I remember vividly the excitement in our household that was provoked by this momentous decision. Whatever may have been the doubts and heartburnings of our parents, to us children all was a joyous vista. We were happy at the thought of travelling to that far land of golden promise and strange people; we had visions only of adventure, and we were the envy of our playmates who were not to share with us the voyage across the Atlantic Ocean or the excitement of life in America.

The two eldest brothers and one of my sisters went ahead of us and established a home in Brooklyn. They wrote back their first impressions of New York; its great buildings and its crowded wharves; its masses of busy people hastening through the maze of streets and the novelty (to us) of horse cars pulled through the streets on railroad tracks. These letters gave us fresh thrills of emotion and new material for our active fancies. Then my father abandoned his now unprofitable business, sold his factories and home, packed our household goods and furniture, and possessed of about thirty thousand dollars in cash—all that remained of his fortune—led his wife and remaining eight children upon the expedition.

I well remember the journey down the Rhine to Cologne, where we visited the beautiful cathedral before we took the train to Bremen; the solemn interview in the latter city at the offices of the North German Lloyd, where the last formalities were disposed of; and finally settling in our cabins of the slow old steamer Hermann as she put forth on her way across the wide Atlantic.

My memories of the eleven-day voyage itself are rather vague. I recall playing around the deck with the other family of children on the ship. The daughter of one of those little playmates is now conducting a private school in New York City which three of my granddaughters attend. I remember, too, that on the stormiest day of our passage, I was proud of being the only child well enough to eat his meals, and that the Captain honoured me with a seat beside him at his table.

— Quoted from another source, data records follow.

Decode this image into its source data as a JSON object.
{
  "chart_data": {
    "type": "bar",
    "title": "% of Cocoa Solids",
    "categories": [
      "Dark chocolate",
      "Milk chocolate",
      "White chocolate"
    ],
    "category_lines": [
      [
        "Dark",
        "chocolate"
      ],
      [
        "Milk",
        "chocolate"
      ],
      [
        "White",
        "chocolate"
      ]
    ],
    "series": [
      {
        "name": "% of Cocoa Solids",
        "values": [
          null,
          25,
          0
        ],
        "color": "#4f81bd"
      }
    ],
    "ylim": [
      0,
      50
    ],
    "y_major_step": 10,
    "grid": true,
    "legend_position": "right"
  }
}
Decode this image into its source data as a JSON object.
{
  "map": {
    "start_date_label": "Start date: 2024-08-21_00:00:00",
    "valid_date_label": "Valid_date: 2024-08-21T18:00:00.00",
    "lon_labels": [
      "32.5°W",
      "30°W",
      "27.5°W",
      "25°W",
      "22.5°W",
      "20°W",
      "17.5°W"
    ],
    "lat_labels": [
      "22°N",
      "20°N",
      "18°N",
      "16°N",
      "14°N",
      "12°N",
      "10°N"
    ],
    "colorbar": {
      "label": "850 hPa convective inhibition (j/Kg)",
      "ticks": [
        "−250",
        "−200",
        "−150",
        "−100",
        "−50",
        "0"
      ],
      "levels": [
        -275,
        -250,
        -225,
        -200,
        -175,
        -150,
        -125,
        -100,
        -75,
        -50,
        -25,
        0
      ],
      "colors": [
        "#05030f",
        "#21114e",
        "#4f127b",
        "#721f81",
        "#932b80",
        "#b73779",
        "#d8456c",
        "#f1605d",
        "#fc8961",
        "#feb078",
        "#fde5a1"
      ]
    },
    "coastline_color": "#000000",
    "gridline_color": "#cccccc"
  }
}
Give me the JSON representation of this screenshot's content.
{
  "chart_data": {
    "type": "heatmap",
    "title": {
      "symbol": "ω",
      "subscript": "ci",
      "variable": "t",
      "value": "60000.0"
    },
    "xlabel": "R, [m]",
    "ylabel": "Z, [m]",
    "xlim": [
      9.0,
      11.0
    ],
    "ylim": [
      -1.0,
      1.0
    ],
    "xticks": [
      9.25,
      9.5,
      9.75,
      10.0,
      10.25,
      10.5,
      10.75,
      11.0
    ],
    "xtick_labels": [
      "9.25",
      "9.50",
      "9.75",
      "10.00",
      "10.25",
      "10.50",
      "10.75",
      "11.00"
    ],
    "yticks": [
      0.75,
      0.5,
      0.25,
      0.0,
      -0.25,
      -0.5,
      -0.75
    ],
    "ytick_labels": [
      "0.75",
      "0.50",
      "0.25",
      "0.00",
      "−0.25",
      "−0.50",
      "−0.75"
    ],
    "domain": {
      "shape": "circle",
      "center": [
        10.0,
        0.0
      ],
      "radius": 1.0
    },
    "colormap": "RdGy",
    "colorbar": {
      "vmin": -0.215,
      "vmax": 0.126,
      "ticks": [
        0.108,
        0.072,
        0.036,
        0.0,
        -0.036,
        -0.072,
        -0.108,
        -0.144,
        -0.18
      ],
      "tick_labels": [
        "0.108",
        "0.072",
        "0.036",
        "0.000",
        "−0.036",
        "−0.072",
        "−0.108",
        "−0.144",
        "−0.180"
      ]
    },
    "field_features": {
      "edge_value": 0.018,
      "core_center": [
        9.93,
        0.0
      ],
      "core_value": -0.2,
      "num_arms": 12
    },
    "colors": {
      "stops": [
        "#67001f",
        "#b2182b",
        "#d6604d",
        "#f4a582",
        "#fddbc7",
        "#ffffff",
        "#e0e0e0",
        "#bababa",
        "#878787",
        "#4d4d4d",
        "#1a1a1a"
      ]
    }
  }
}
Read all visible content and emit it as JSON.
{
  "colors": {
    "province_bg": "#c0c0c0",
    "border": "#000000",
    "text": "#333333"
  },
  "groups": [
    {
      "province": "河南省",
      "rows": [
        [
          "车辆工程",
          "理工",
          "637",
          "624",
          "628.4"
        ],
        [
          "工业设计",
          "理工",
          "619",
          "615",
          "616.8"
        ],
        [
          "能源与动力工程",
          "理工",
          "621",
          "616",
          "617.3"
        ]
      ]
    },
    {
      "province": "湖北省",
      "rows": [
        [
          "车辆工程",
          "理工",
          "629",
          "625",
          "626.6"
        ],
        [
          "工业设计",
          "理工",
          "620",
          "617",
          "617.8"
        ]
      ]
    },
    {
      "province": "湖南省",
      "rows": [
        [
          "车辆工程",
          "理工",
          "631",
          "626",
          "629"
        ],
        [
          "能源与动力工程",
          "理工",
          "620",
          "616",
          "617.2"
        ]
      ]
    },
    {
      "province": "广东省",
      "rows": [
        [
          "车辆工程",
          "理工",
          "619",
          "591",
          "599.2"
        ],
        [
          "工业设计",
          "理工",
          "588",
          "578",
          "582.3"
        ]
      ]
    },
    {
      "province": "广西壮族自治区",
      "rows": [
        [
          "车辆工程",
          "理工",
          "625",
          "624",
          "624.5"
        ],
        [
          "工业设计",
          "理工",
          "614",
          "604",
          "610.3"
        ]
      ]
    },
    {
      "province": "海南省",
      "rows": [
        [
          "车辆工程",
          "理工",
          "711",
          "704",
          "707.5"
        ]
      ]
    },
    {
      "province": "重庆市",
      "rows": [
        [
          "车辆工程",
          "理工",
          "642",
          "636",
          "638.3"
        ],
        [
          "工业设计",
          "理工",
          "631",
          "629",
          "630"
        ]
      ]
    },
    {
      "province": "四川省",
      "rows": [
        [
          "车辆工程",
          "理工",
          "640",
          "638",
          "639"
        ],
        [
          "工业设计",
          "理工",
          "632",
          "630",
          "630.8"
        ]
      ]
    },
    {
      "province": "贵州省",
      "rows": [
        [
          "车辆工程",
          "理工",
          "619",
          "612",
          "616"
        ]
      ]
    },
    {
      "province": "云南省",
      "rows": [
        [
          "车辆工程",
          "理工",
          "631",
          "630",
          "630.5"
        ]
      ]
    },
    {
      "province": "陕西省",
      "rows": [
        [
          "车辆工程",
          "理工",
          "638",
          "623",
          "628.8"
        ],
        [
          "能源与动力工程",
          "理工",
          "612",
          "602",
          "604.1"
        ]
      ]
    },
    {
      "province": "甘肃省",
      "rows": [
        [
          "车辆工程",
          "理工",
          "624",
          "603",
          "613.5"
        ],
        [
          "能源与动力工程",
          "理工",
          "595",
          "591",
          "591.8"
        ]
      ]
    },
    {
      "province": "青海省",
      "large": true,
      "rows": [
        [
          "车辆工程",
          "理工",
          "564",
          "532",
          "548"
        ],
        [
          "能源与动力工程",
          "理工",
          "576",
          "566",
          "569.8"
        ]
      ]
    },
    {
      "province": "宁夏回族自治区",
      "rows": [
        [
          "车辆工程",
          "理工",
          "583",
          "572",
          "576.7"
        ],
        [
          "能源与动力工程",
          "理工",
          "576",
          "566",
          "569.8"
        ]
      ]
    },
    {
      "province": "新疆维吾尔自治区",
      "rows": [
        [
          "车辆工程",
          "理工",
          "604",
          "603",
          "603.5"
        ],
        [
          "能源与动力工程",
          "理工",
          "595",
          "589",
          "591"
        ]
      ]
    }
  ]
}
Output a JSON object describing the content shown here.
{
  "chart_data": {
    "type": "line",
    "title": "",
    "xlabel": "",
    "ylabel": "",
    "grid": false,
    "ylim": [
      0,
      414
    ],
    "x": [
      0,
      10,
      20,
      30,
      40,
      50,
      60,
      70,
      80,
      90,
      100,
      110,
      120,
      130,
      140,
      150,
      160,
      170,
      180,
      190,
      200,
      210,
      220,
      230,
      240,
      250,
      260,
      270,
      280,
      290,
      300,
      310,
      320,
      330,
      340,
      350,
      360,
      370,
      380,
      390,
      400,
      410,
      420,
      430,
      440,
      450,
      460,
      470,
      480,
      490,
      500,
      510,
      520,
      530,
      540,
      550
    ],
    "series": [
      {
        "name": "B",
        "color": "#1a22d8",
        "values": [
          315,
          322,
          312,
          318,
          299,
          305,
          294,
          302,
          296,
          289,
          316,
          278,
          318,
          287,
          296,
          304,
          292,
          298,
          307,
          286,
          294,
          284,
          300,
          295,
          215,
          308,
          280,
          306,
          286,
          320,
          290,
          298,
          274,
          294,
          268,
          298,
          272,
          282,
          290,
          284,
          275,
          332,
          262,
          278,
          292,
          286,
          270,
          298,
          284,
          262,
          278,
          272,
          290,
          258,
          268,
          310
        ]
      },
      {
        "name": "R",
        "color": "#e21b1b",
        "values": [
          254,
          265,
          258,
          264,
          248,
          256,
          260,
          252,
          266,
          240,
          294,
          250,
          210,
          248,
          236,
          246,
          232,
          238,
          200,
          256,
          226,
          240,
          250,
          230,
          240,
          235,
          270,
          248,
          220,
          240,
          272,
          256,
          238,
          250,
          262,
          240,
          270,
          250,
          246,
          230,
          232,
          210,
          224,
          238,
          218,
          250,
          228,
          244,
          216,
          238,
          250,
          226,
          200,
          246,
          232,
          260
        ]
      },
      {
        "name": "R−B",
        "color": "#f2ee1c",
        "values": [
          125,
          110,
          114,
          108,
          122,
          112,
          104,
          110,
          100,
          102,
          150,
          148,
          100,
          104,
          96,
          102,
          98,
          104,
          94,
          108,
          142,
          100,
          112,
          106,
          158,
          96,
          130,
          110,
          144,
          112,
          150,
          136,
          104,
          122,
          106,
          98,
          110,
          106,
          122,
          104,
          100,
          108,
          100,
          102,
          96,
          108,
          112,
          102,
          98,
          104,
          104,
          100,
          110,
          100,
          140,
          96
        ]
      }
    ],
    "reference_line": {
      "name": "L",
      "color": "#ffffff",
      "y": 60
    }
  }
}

Now, the newcomer to America, arriving at New York, stands on the deck of a swift liner and is welcomed by the Statue of Liberty and overwhelmed by the vaulting office-buildings springing high into the blue. I shall tell later how I have contributed to the creation of some of them. But on that June day of my arrival, in 1866, I simply felt that one of the momentous hours in my life had come, when I found myself stepping ashore into a vast garden of unlimited opportunities.